I've seen that term before but now I'm confused: how can you tell that some of the plants grown from seeds of a completely new strain you've never grown before are light feeders and the rest aren't?
 

sso

Active member
Veteran
ever seen nuteburn on plants? (the tips of the leaves)

see that, you back off on the nutes a tad.
 

Homebrewer

Active member
Veteran
I actually do not think there is such a thing as a 'heavy feeder', it's just that indica and indica-dominant strains can handle the excessive salts a lot better than sativa and sativa-dominant hybrids. So when someone says '...she's a light feeder', that really just means that the plant can't handle the grower's standard dose of fertilizer which is too high to begin with.
 
F

Funion

The plant, indica or sativa dominant does adapt to its environment.
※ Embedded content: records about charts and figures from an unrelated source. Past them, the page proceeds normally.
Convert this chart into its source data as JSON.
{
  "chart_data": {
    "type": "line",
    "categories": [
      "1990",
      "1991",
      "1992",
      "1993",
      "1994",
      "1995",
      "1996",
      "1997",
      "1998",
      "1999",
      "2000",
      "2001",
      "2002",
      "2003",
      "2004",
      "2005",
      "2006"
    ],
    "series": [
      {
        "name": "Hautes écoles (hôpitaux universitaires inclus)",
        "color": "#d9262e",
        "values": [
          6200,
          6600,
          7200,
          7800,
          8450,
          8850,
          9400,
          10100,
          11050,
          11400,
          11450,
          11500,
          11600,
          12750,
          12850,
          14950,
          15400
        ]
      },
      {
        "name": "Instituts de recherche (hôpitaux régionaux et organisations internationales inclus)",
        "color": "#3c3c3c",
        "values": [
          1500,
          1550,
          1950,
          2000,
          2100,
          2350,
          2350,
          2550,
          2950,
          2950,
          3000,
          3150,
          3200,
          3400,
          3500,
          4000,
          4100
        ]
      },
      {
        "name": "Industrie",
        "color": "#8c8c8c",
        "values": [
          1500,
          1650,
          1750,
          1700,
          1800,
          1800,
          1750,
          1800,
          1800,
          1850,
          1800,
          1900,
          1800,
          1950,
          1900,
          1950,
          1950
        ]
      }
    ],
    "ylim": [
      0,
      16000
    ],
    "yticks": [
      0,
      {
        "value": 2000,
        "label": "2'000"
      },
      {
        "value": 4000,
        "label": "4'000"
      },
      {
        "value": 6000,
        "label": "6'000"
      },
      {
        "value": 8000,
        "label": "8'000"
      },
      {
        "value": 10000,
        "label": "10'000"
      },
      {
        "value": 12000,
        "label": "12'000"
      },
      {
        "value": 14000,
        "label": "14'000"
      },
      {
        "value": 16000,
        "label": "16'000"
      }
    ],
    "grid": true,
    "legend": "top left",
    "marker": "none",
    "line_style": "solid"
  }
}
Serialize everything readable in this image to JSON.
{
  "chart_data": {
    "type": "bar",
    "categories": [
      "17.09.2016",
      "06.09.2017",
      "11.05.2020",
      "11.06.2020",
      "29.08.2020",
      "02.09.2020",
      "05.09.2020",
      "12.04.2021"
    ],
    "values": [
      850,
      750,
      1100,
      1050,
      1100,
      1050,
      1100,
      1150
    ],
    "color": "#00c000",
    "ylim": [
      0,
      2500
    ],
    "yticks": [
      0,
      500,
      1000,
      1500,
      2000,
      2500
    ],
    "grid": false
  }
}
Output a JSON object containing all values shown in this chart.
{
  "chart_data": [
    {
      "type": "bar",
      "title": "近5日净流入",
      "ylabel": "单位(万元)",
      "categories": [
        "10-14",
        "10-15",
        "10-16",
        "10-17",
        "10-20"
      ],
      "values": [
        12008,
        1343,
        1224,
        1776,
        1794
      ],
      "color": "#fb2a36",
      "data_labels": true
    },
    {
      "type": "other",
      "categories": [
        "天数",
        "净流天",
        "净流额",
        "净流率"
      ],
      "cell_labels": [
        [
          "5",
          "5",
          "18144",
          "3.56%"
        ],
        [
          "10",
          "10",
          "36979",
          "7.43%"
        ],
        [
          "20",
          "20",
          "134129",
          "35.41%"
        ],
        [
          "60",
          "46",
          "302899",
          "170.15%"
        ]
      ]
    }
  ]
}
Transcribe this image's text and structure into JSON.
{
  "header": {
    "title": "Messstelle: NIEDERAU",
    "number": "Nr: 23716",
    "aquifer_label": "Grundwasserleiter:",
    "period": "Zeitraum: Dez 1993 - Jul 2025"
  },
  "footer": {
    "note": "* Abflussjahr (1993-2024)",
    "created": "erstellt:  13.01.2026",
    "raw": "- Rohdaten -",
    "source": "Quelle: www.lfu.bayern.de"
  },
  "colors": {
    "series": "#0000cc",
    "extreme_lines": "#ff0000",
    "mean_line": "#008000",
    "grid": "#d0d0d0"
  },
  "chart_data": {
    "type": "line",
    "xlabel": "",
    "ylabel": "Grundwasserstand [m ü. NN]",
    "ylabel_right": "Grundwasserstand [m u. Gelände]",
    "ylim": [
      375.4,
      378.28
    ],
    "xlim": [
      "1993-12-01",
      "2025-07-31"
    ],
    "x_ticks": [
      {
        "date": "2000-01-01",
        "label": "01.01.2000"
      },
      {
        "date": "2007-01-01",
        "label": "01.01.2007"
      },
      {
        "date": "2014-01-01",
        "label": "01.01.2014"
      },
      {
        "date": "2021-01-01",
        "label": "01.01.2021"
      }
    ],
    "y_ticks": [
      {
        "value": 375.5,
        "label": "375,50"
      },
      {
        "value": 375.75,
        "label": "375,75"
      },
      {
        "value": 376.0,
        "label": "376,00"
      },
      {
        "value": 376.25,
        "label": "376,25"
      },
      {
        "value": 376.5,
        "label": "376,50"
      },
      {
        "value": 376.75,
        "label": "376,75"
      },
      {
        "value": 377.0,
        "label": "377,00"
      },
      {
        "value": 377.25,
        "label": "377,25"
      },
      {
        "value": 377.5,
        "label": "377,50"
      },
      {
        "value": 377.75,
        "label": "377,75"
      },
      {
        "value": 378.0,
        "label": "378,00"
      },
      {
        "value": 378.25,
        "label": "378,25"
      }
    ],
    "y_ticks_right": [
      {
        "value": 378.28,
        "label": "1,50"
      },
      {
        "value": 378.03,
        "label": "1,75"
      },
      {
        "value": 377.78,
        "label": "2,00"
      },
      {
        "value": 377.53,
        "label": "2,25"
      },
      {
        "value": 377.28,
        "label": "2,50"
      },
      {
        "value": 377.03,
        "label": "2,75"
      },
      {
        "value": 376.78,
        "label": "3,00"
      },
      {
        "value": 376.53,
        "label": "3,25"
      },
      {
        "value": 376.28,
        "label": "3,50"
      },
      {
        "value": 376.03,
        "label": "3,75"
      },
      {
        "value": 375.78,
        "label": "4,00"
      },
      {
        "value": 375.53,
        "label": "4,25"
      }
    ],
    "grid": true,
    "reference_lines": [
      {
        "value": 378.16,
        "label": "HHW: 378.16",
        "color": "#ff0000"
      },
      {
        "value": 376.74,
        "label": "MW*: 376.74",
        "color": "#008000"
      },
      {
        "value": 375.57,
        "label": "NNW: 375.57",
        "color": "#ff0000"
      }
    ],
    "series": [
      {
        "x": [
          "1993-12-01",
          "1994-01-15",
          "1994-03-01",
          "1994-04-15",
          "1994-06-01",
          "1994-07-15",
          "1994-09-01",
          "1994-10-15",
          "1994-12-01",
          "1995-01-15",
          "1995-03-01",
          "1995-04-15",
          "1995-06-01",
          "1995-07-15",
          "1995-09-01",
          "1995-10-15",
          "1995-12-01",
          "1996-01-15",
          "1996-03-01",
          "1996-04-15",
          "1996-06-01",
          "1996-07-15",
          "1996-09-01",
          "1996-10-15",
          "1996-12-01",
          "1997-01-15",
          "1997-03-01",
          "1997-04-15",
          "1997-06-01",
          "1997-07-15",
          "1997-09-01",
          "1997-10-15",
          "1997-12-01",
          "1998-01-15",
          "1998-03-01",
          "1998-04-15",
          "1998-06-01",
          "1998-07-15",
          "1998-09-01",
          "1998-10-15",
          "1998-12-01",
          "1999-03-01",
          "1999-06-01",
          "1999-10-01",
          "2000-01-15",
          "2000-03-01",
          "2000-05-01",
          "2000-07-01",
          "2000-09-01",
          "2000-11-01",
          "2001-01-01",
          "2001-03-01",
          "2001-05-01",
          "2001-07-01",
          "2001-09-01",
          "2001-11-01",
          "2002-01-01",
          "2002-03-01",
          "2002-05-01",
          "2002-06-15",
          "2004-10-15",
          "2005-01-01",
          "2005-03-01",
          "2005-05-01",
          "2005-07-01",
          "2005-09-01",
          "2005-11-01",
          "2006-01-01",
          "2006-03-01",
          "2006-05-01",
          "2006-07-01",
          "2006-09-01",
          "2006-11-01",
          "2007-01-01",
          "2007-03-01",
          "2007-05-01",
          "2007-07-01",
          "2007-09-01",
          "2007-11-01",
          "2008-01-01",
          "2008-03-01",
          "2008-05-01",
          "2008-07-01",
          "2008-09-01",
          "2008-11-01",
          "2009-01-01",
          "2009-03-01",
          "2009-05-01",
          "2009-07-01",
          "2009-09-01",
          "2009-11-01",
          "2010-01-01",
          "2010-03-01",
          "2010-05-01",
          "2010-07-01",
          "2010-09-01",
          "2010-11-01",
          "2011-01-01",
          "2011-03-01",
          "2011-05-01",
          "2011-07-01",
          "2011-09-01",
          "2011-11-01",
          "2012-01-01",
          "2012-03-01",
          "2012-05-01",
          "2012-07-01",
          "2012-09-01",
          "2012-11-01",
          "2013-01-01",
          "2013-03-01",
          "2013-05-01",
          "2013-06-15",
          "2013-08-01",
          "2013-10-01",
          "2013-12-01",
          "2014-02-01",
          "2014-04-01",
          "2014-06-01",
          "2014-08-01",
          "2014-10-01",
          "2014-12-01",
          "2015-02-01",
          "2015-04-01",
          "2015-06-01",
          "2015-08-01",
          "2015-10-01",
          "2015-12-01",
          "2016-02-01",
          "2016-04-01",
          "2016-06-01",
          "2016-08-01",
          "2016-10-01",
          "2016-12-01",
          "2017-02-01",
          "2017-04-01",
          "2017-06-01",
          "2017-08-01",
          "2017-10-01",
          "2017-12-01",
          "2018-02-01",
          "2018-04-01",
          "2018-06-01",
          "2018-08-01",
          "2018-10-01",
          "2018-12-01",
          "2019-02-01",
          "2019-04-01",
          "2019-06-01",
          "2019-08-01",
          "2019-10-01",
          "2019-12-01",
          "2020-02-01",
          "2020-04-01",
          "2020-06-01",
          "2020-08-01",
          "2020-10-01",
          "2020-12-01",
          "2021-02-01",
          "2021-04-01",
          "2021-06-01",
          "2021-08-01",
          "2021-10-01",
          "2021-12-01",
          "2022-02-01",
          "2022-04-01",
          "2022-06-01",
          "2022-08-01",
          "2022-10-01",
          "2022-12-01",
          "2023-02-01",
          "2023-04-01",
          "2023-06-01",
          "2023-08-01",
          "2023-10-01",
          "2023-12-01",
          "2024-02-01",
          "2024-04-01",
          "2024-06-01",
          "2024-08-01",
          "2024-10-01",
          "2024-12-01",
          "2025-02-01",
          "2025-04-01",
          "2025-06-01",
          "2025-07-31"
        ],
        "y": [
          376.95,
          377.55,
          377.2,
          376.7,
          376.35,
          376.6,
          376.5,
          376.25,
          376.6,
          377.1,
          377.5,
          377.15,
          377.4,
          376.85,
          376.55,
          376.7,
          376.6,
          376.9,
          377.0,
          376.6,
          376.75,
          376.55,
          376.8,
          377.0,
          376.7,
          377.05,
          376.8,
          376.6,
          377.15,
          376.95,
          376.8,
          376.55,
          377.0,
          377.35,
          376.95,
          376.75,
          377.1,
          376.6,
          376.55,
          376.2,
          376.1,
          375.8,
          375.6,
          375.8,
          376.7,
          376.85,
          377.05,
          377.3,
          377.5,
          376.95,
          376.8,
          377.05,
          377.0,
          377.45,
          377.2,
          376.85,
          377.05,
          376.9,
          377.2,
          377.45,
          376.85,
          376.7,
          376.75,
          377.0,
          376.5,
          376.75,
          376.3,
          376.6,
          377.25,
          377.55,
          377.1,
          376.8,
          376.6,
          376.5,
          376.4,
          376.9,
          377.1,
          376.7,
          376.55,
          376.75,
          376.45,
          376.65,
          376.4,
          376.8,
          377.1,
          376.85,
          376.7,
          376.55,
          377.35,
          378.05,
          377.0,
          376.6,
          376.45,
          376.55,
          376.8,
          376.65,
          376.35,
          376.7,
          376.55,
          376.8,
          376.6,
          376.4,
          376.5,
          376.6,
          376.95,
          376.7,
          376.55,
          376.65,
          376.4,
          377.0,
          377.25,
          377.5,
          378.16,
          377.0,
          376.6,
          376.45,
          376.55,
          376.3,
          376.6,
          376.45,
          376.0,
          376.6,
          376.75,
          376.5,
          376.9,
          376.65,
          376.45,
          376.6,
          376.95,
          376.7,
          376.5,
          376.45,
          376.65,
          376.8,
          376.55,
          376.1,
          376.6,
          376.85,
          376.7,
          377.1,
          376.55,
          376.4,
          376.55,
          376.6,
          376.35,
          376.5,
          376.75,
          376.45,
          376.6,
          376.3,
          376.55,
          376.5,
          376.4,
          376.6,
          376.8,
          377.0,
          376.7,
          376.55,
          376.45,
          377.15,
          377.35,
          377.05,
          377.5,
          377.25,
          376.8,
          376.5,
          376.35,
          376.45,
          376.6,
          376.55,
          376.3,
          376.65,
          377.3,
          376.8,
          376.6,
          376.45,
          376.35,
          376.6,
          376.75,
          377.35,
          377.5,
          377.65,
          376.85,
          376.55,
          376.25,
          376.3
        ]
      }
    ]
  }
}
If you start out on the heavy side of things with feedings and don't injure the plant then it very well may build up a tolerance. If you start out with light amounts of feedings the plant responds how it will. But if you are to change the amount of nutrients you are feeding, either light or heavy you may find the plant has a hard time making the change.
But as sso pointed out in their response it is a matter of familiarizing yourself with how the plant responds.

Smoke weed everyday,
Funion
 

FreezerBoy

Was blind but now IC Puckbunny in Training
Veteran
You're asking the wrong people. You want to ask the plants. Never use EC to match a chart, formula, friends suggestion etc. None of these have any idea of what's happening in your grow. Your plants know exactly whats happening and will tell you the truth every time. If EC climbs, you're too rich. If EC drops you're too lean.
 

Duplicate

Member
I've seen that term before but now I'm confused: how can you tell that some of the plants grown from seeds of a completely new strain you've never grown before are light feeders and the rest aren't?
I would imagine the grower saw some plants starting to burn while others where just fine while both being on the same regimen.